A manufacturer of metal packaging, Massilly, in Saône-et-Loire, found out that 14% of its production costs were used to manufacture waste. What a waste! This diagnosis was carried out within the framework of the “Lean and Green” program of the French environmental agency ADEME. By changing some processes on the manufacturing site, Massilly found a way to prevent metal sheets from being damaged and optimized the cutting of the sheet. Saving close to 260 tonnes of material / € 455,000 per year!

Waste to energy

Some waste can be a source of power, literally. This is where the circular economy touches the same ambitions as the energy transition. Through energy recovery, in the form of heat or electricity, waste can be used as a resource. This is a priority for BFC. Specifically, the region is supporting the putting in place of methanation installations. Methanisation transforms organic matter by consuming little energy, producing little sludge and generating renewable energy called biogas. Different types of waste are suitable for methanation, including bio-waste, urban sewage sludge, household waste and certain industrial waste represents an important axis of development in favor of the energy transition. There are more than 60 installations in the region, of which the vast majority is for agricultural waste, and some for the food industry, sewage sludge and mixed household waste.
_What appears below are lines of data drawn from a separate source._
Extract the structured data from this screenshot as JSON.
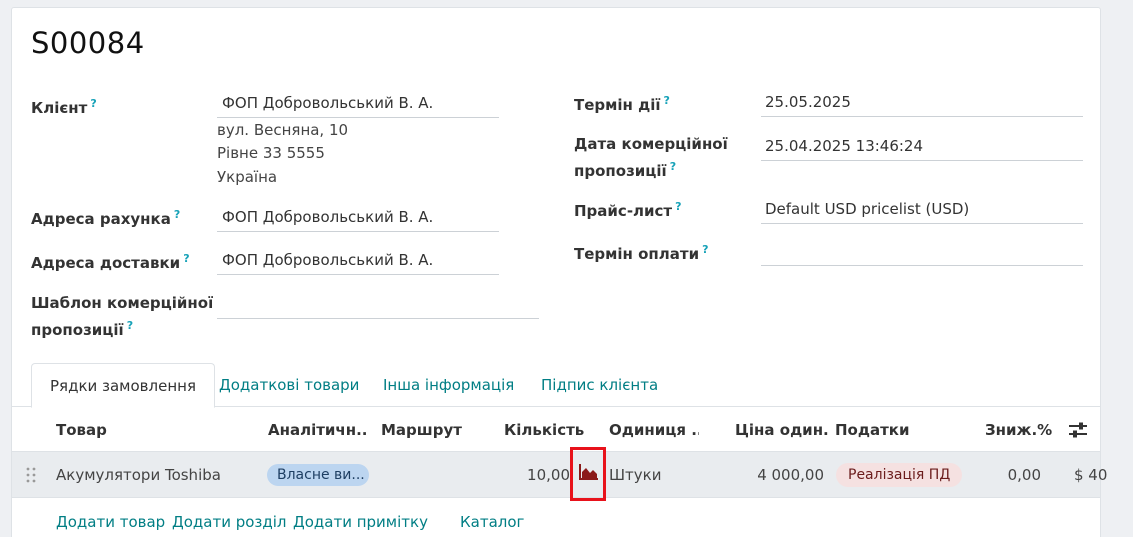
{
  "record": {
    "title": "S00084"
  },
  "left_fields": {
    "client_label": "Клієнт",
    "client_value": "ФОП Добровольський В. А.",
    "address": [
      "вул. Весняна, 10",
      "Рівне 33 5555",
      "Україна"
    ],
    "invoice_label": "Адреса рахунка",
    "invoice_value": "ФОП Добровольський В. А.",
    "delivery_label": "Адреса доставки",
    "delivery_value": "ФОП Добровольський В. А.",
    "template_label_1": "Шаблон комерційної",
    "template_label_2": "пропозиції",
    "template_value": ""
  },
  "right_fields": {
    "validity_label": "Термін дії",
    "validity_value": "25.05.2025",
    "quote_date_label_1": "Дата комерційної",
    "quote_date_label_2": "пропозиції",
    "quote_date_value": "25.04.2025 13:46:24",
    "pricelist_label": "Прайс-лист",
    "pricelist_value": "Default USD pricelist (USD)",
    "payment_label": "Термін оплати",
    "payment_value": ""
  },
  "help_mark": "?",
  "tabs": [
    "Рядки замовлення",
    "Додаткові товари",
    "Інша інформація",
    "Підпис клієнта"
  ],
  "table": {
    "headers": [
      "Товар",
      "Аналітичн...",
      "Маршрут",
      "Кількість",
      "Одиниця ...",
      "Ціна один...",
      "Податки",
      "Зниж.%"
    ],
    "rows": [
      {
        "product": "Акумулятори Toshiba",
        "analytic": "Власне ви...",
        "route": "",
        "quantity": "10,00",
        "uom": "Штуки",
        "unit_price": "4 000,00",
        "taxes": "Реалізація ПД",
        "discount": "0,00",
        "subtotal": "$ 40"
      }
    ]
  },
  "actions": [
    "Додати товар",
    "Додати розділ",
    "Додати примітку",
    "Каталог"
  ],
  "icons": {
    "forecast": "area-chart-icon",
    "settings": "sliders-icon",
    "handle": "drag-handle-icon"
  },
  "colors": {
    "link": "#017e84",
    "help": "#17a2b8",
    "highlight": "#e8121b",
    "forecast_icon": "#8b1a1a"
  }
}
In conclusion, in BFC circularity projects should focus on transforming the current manufacturing industry into a more sustainable one. Eco-design in on the top of the priority list. But recycling is also growing. These developments pose opportunities for Dutch stakeholders to enter the market or start collaboration projects. Interested? In order to move from knowledge to action, the Netherlands Enterprise Agency ( and the Embassy of the Netherlands in France are there for you. Did you know the Embassy has a network through all of France? Our representatives are not only located in Paris, but we also have two regional offices in Nantes and Lyon. Moreover, a large network of honorary consuls are present, from Marseille to Lille. All of us are available to Dutch organisations who have questions about doing business or research in France. So do not hesitate to contact us.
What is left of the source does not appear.